Avec une petite secousse, le funiculaire s’arrêta. Une vieille femme monta. Comme pour jouer, les deux types sautèrent de leur compartiment et rejoignirent celui où se trouvaient Malko et le contrôleur. Celui-ci marmonna quelque chose qui ne devait pas être gentil. Tassée sur son siège la vieille regardait la cloison de bois.

Il y eut une rapide conversation entre les deux jeunes Chinois. Puis, comme pour jouer, l’un d’eux commença à pousser Malko. Celui-ci se garda bien de répondre à la provocation. L’autre, les cheveux plantés bas sur le front, un mufle de bouledogue, continua.

Encore quelques minutes et le wagon ralentit puis s’arrêta à une station déserte. La vieille femme descendit. De nouveau, le Chinois donna un coup d’épaule à Malko. Celui-ci se déplaça légèrement. Le funiculaire glissait maintenant entre deux à-pics de vingt mètres.

Le contrôleur, qui avait suivi le manège sans comprendre, fit une remarque en chinois aux deux voyous.

Ensuite, tout se déclencha très vite.

Celui qui avait provoqué Malko agrippa le vieil homme par le col de sa veste et le poussa vers la porte ouverte. Le vieux hurla, tenta de se rattraper au marchepied, glissa dans le vide. Malko aperçut une main ridée et décharnée sur la barre de cuivre, puis plus rien.

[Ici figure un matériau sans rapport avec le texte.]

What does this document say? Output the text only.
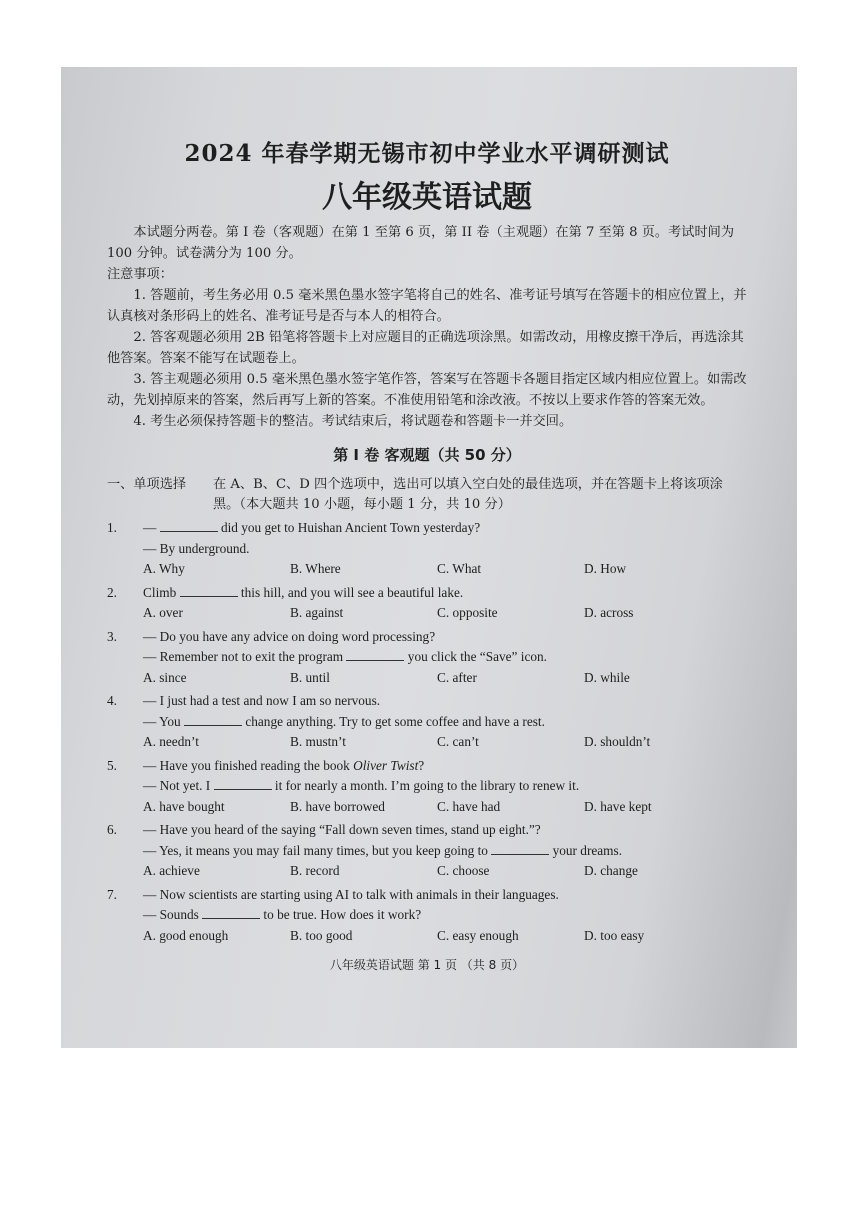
2024 年春学期无锡市初中学业水平调研测试
八年级英语试题

本试题分两卷。第 I 卷（客观题）在第 1 至第 6 页，第 II 卷（主观题）在第 7 至第 8 页。考试时间为 100 分钟。试卷满分为 100 分。

注意事项：

1. 答题前，考生务必用 0.5 毫米黑色墨水签字笔将自己的姓名、准考证号填写在答题卡的相应位置上，并认真核对条形码上的姓名、准考证号是否与本人的相符合。

2. 答客观题必须用 2B 铅笔将答题卡上对应题目的正确选项涂黑。如需改动，用橡皮擦干净后，再选涂其他答案。答案不能写在试题卷上。

3. 答主观题必须用 0.5 毫米黑色墨水签字笔作答，答案写在答题卡各题目指定区域内相应位置上。如需改动，先划掉原来的答案，然后再写上新的答案。不准使用铅笔和涂改液。不按以上要求作答的答案无效。

4. 考生必须保持答题卡的整洁。考试结束后，将试题卷和答题卡一并交回。

第 I 卷 客观题（共 50 分）
一、单项选择	在 A、B、C、D 四个选项中，选出可以填入空白处的最佳选项，并在答题卡上将该项涂黑。（本大题共 10 小题，每小题 1 分，共 10 分）
1.	—	did you get to Huishan Ancient Town yesterday?
— By underground.
A. Why	B. Where	C. What	D. How
2.	Climb	this hill, and you will see a beautiful lake.
A. over	B. against	C. opposite	D. across
3.	— Do you have any advice on doing word processing?
— Remember not to exit the program	you click the “Save” icon.
A. since	B. until	C. after	D. while
4.	— I just had a test and now I am so nervous.
— You	change anything. Try to get some coffee and have a rest.
A. needn’t	B. mustn’t	C. can’t	D. shouldn’t
5.	— Have you finished reading the book Oliver Twist?
— Not yet. I	it for nearly a month. I’m going to the library to renew it.
A. have bought	B. have borrowed	C. have had	D. have kept
6.	— Have you heard of the saying “Fall down seven times, stand up eight.”?
— Yes, it means you may fail many times, but you keep going to	your dreams.
A. achieve	B. record	C. choose	D. change
7.	— Now scientists are starting using AI to talk with animals in their languages.
— Sounds	to be true. How does it work?
A. good enough	B. too good	C. easy enough	D. too easy
八年级英语试题 第 1 页 （共 8 页）
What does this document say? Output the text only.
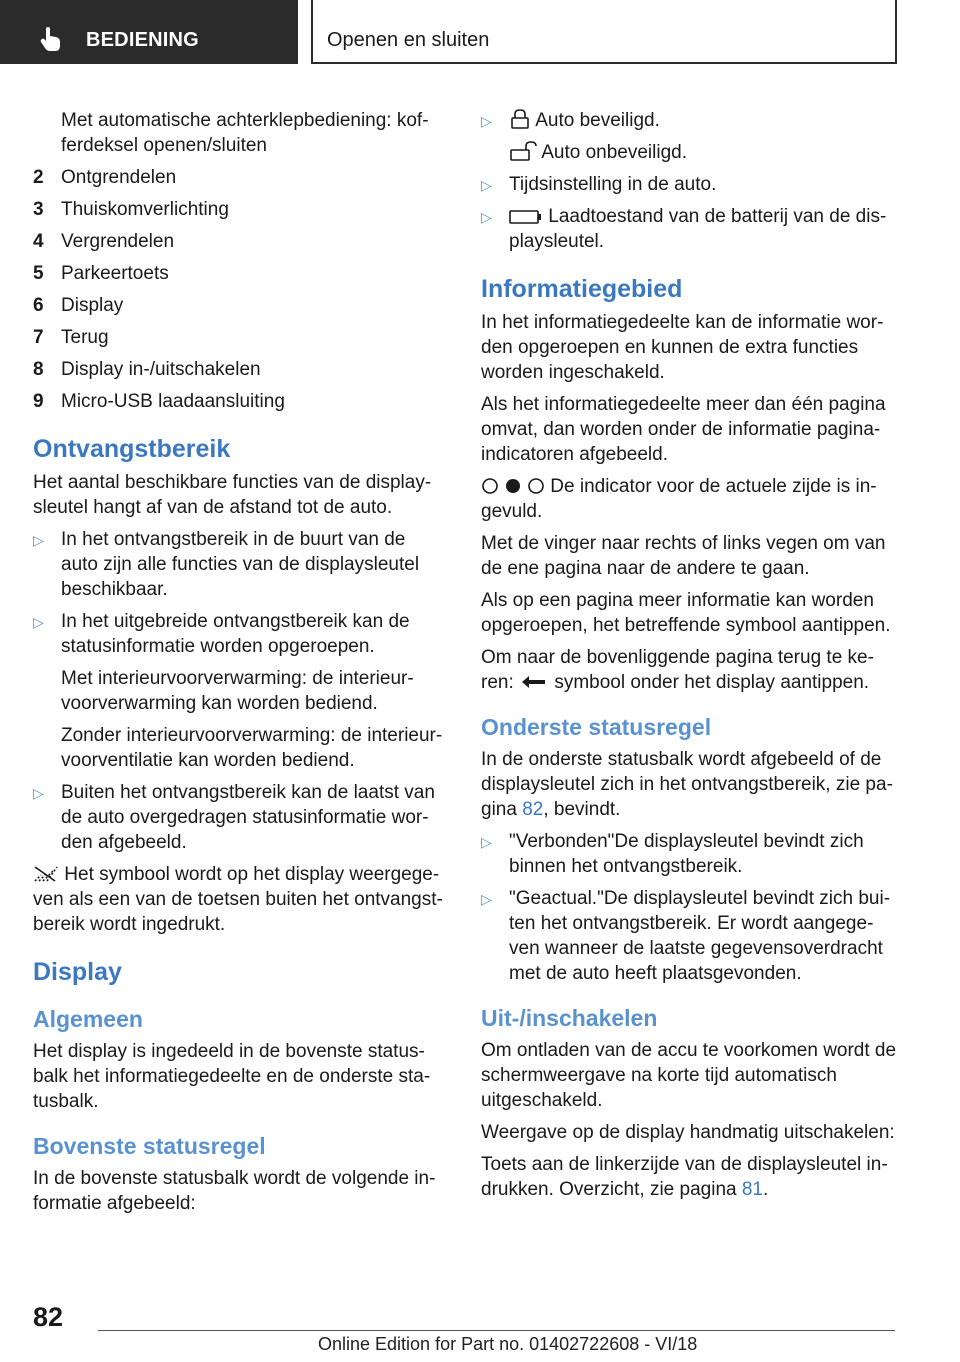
BEDIENING	Openen en sluiten

Met automatische achterklepbediening: kofferdeksel openen/sluiten

2 Ontgrendelen
3 Thuiskomverlichting
4 Vergrendelen
5 Parkeertoets
6 Display
7 Terug
8 Display in-/uitschakelen
9 Micro-USB laadaansluiting
Ontvangstbereik

Het aantal beschikbare functies van de displaysleutel hangt af van de afstand tot de auto.

▷ In het ontvangstbereik in de buurt van de auto zijn alle functies van de displaysleutel beschikbaar.
▷ In het uitgebreide ontvangstbereik kan de statusinformatie worden opgeroepen.

Met interieurvoorverwarming: de interieurvoorverwarming kan worden bediend.

Zonder interieurvoorverwarming: de interieurvoorventilatie kan worden bediend.

▷ Buiten het ontvangstbereik kan de laatst van de auto overgedragen statusinformatie worden afgebeeld.

Het symbool wordt op het display weergegeven als een van de toetsen buiten het ontvangstbereik wordt ingedrukt.

Display
Algemeen

Het display is ingedeeld in de bovenste statusbalk het informatiegedeelte en de onderste statusbalk.

Bovenste statusregel

In de bovenste statusbalk wordt de volgende informatie afgebeeld:

▷ Auto beveiligd.

Auto onbeveiligd.

▷ Tijdsinstelling in de auto.
▷	Laadtoestand van de batterij van de displaysleutel.
Informatiegebied

In het informatiegedeelte kan de informatie worden opgeroepen en kunnen de extra functies worden ingeschakeld.

Als het informatiegedeelte meer dan één pagina omvat, dan worden onder de informatie paginaindicatoren afgebeeld.

De indicator voor de actuele zijde is ingevuld.

Met de vinger naar rechts of links vegen om van de ene pagina naar de andere te gaan.

Als op een pagina meer informatie kan worden opgeroepen, het betreffende symbool aantippen.

Om naar de bovenliggende pagina terug te keren: symbool onder het display aantippen.

Onderste statusregel

In de onderste statusbalk wordt afgebeeld of de displaysleutel zich in het ontvangstbereik, zie pagina 82, bevindt.

▷ "Verbonden"De displaysleutel bevindt zich binnen het ontvangstbereik.
▷ "Geactual."De displaysleutel bevindt zich buiten het ontvangstbereik. Er wordt aangegeven wanneer de laatste gegevensoverdracht met de auto heeft plaatsgevonden.
Uit-/inschakelen

Om ontladen van de accu te voorkomen wordt de schermweergave na korte tijd automatisch uitgeschakeld.

Weergave op de display handmatig uitschakelen:

Toets aan de linkerzijde van de displaysleutel indrukken. Overzicht, zie pagina 81.

82
Online Edition for Part no. 01402722608 - VI/18
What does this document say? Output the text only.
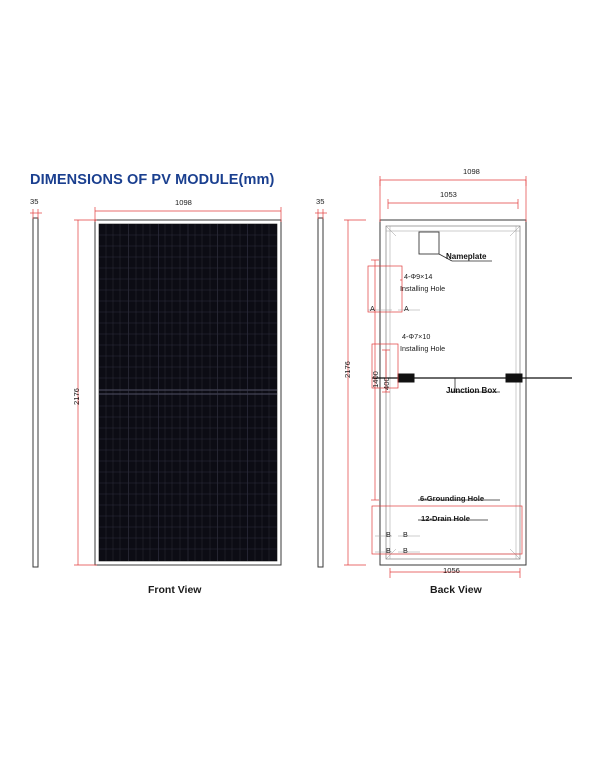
DIMENSIONS OF PV MODULE(mm)
35	1098
2176
Front View
35
1098
1053
2176
1400 400
1056
Back View
Nameplate
4-Φ9×14
Installing Hole
4-Φ7×10
Installing Hole
Junction Box
6-Grounding Hole
12-Drain Hole
A	A
B B
B B
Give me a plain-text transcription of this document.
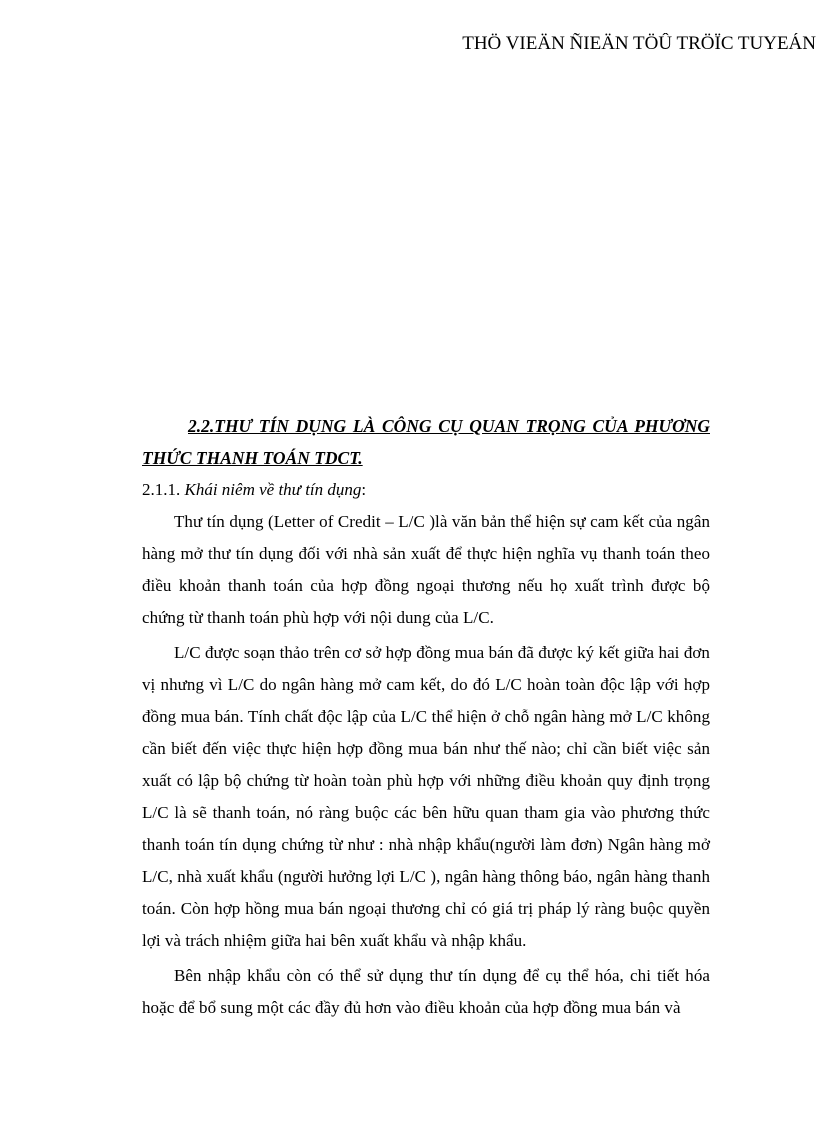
THÖ VIEÄN ÑIEÄN TÖÛ TRÖÏC TUYEÁN

2.2.THƯ TÍN DỤNG LÀ CÔNG CỤ QUAN TRỌNG CỦA PHƯƠNG THỨC THANH TOÁN TDCT.

2.1.1. Khái niêm về thư tín dụng:

Thư tín dụng (Letter of Credit – L/C )là văn bản thể hiện sự cam kết của ngân hàng mở thư tín dụng đối với nhà sản xuất để thực hiện nghĩa vụ thanh toán theo điều khoản thanh toán của hợp đồng ngoại thương nếu họ xuất trình được bộ chứng từ thanh toán phù hợp với nội dung của L/C.

L/C được soạn thảo trên cơ sở hợp đồng mua bán đã được ký kết giữa hai đơn vị nhưng vì L/C do ngân hàng mở cam kết, do đó L/C hoàn toàn độc lập với hợp đồng mua bán. Tính chất độc lập của L/C thể hiện ở chỗ ngân hàng mở L/C không cần biết đến việc thực hiện hợp đồng mua bán như thế nào; chỉ cần biết việc sản xuất có lập bộ chứng từ hoàn toàn phù hợp với những điều khoản quy định trọng L/C là sẽ thanh toán, nó ràng buộc các bên hữu quan tham gia vào phương thức thanh toán tín dụng chứng từ như : nhà nhập khẩu(người làm đơn) Ngân hàng mở L/C, nhà xuất khẩu (người hưởng lợi L/C ), ngân hàng thông báo, ngân hàng thanh toán. Còn hợp hồng mua bán ngoại thương chỉ có giá trị pháp lý ràng buộc quyền lợi và trách nhiệm giữa hai bên xuất khẩu và nhập khẩu.

Bên nhập khẩu còn có thể sử dụng thư tín dụng để cụ thể hóa, chi tiết hóa hoặc để bổ sung một các đầy đủ hơn vào điều khoản của hợp đồng mua bán và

Au moment où le contrôleur disparaissait dans le vide, le second Chinois arracha la courroie de la sacoche contenant l’argent de la perception, avant de se retourner sur Malko.

Sa cupidité le perdit. Se suspendant aux courroies de sécurité, Malko bondit, les pieds en avant, frappant le voyou en pleine poitrine. Déséquilibré, il jaillit hors du wagon, comme happé par le vide. Ils longeaient un mur de pierre : il y eut un bruit horrible d’écrasement et le corps disloqué du Chinois retomba entre les rails.

Le second plongea la main dans la jambe de son blue-jeans et se redressa avec un rasoir.

De nouveau, le funiculaire glissait entre deux à-pics vertigineux. Le Chinois avançait lentement sur Malko, le rasoir à la hauteur de son ventre, les jambes écartées.

Brusquement, Malko sauta par-dessus la banquette, dans l’autre compartiment. Surpris, son adversaire ne réagit pas assez vite. Le rasoir entailla le bois, faisant jaillir une énorme écaille. Déjà Malko franchissait une autre banquette : le frein à main était à l’avant, c’était sa seule chance.

Animé de l’énergie du désespoir, il sauta la dernière banquette et se rua sur le frein de secours. Le temps de faire sauter la goupille rouillée et le voyou était sur lui. Malko surveillait son reflet dans la vitre. Son pied partit atteignant l’autre sur le poignet. Le rasoir vola en l’air.

Malko tournait le lourd volant comme un fou.

Peu à peu le wagonnet ralentissait. Le Chinois sauta sur son dos, lui passa le bras autour du cou et commença à serrer.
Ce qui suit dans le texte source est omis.